Bardo: False Chronicle of a Handful of Truths

Original title or aka: Bardo, falsa crónica de unas cuantas verdades

Director: Alejandro G Inarritu.
Starring: Daniel Gimenez Cacho, Griselda Siciliani, Ximena Lamadrid, Iker Solano, Francesco Rubio.
Distributor: Netflix
Runtime: 169 mins. Reviewed in Nov 2022
Reviewer: Fr Peter Malone msc
| JustWatch |
Rating notes: Strong sex scene

Multi-award winning Mexican director returns home to explore his life, his career, his imagination, his dreams, in a long cinema poem-essay.

Many a writer and director will explain their film as autobiographical, that they have incorporated their life, often their early life, into the screen fiction. Sometimes, these directors are more explicit, such as Ingmar Bergman. However, probably the best-known is Federico Fellini with his creative imaginary and imaginative self-exploration, 8½.

Inarritu was a prominent Mexican director (Amores Perros) more than 20 years ago. He then moved to the US, directing a number of striking and popular films, 21 Grams, Babel, Biutiful, and then winning an Oscar for Birdman, followed by The Revenant.

Now, in his late 50s, he has decided to return to Mexico and film there, often with quite striking locations, from Mexican cities and streets, to many scenes in the desert, and sequences with a vast number of migrants making their way by car and on foot to the American border. There are also scenes in comfortable Los Angeles where he has settled with his two teenage children who are clearly American in accent and interests. He has the continued support of his devoted wife.

The director, however, has decided to make a film which will appeal to an arthouse, specialist audience, rather than a popular audience. It is fair to say that a popular audience would soon be bewildered in their attempts to follow some kind of linear progress of the narrative, in the speeches, in the dreams, in the fantasies. (A critic of the director’s documentary, which is screened before a sequence where he receives an award, but prefers to leave the ceremony, remarks that the film would have been better at 90 minutes – and, perhaps, an audience is aware as they watch that this film that it is 11 minutes under twice that length).

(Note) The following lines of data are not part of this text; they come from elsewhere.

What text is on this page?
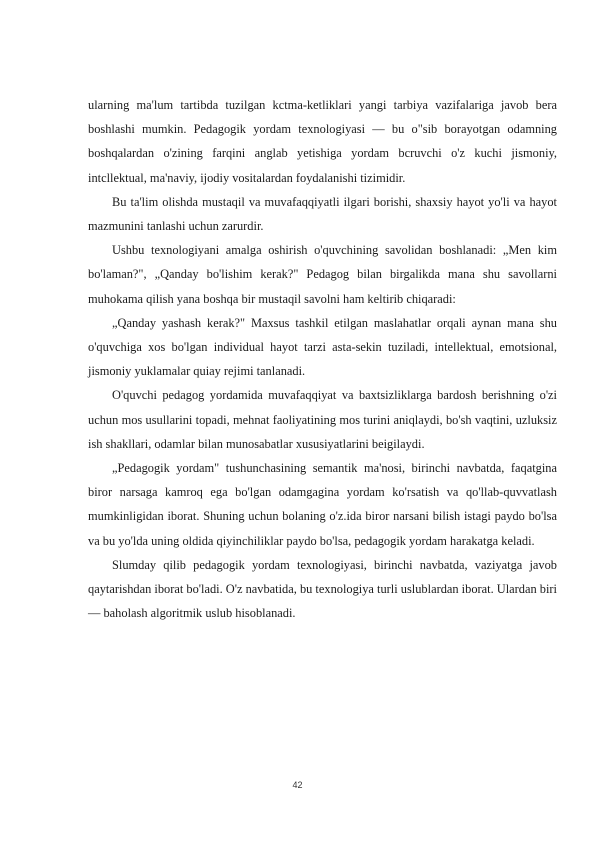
ularning ma'lum tartibda tuzilgan kctma-ketliklari yangi tarbiya vazifalariga javob bera boshlashi mumkin. Pedagogik yordam texnologiyasi — bu o"sib borayotgan odamning boshqalardan o'zining farqini anglab yetishiga yordam bcruvchi o'z kuchi jismoniy, intcllektual, ma'naviy, ijodiy vositalardan foydalanishi tizimidir.

Bu ta'lim olishda mustaqil va muvafaqqiyatli ilgari borishi, shaxsiy hayot yo'li va hayot mazmunini tanlashi uchun zarurdir.

Ushbu texnologiyani amalga oshirish o'quvchining savolidan boshlanadi: „Men kim bo'laman?", „Qanday bo'lishim kerak?" Pedagog bilan birgalikda mana shu savollarni muhokama qilish yana boshqa bir mustaqil savolni ham keltirib chiqaradi:

„Qanday yashash kerak?" Maxsus tashkil etilgan maslahatlar orqali aynan mana shu o'quvchiga xos bo'lgan individual hayot tarzi asta-sekin tuziladi, intellektual, emotsional, jismoniy yuklamalar quiay rejimi tanlanadi.

O'quvchi pedagog yordamida muvafaqqiyat va baxtsizliklarga bardosh berishning o'zi uchun mos usullarini topadi, mehnat faoliyatining mos turini aniqlaydi, bo'sh vaqtini, uzluksiz ish shakllari, odamlar bilan munosabatlar xususiyatlarini beigilaydi.

„Pedagogik yordam" tushunchasining semantik ma'nosi, birinchi navbatda, faqatgina biror narsaga kamroq ega bo'lgan odamgagina yordam ko'rsatish va qo'llab-quvvatlash mumkinligidan iborat. Shuning uchun bolaning o'z.ida biror narsani bilish istagi paydo bo'lsa va bu yo'lda uning oldida qiyinchiliklar paydo bo'lsa, pedagogik yordam harakatga keladi.

Slumday qilib pedagogik yordam texnologiyasi, birinchi navbatda, vaziyatga javob qaytarishdan iborat bo'ladi. O'z navbatida, bu texnologiya turli uslublardan iborat. Ulardan biri — baholash algoritmik uslub hisoblanadi.

42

Arthouse audiences who appreciate this kind of visual imagination, thematic explorations of the meaning of life, on journalism and documentary creativity, will not be so concerned about length and mystery. In fact, many have hurried to use the word masterpiece.

It is intriguing to watch the performance by Daniel Ximenes Cacho as Silverio, the director’s alter ego. At first, we see him as an unkempt stranger, a short man, his relationship with his wife and her pregnancy but, as the film continues, we meet a man of lively contrasts, happy to dance, happy to retreat in silence, sometimes extrovert but basically introverted. And, as we watch, scenes which might puzzle as, we realise that they are reconstructions of sequences from his documentary, the 19th century war between America and Mexico and the annexations, money paid, extorted; then towards the end, a dark sequence of a mountain of poor people, interrupted by the director and we see that it is a scene from his documentary.

This is a film which invites us to surrender to its central character, to the style and treatment, to the contemporary themes of Latin Americans in the US (and anger, towards the end, treatment by passport control), to journalism and creative filmmaking, to a range of images that we may not be able to catalogue but where we are invited to make imaginative interpretations and connections.

For many Buddhists, Bardo is the name of the state between death and rebirth.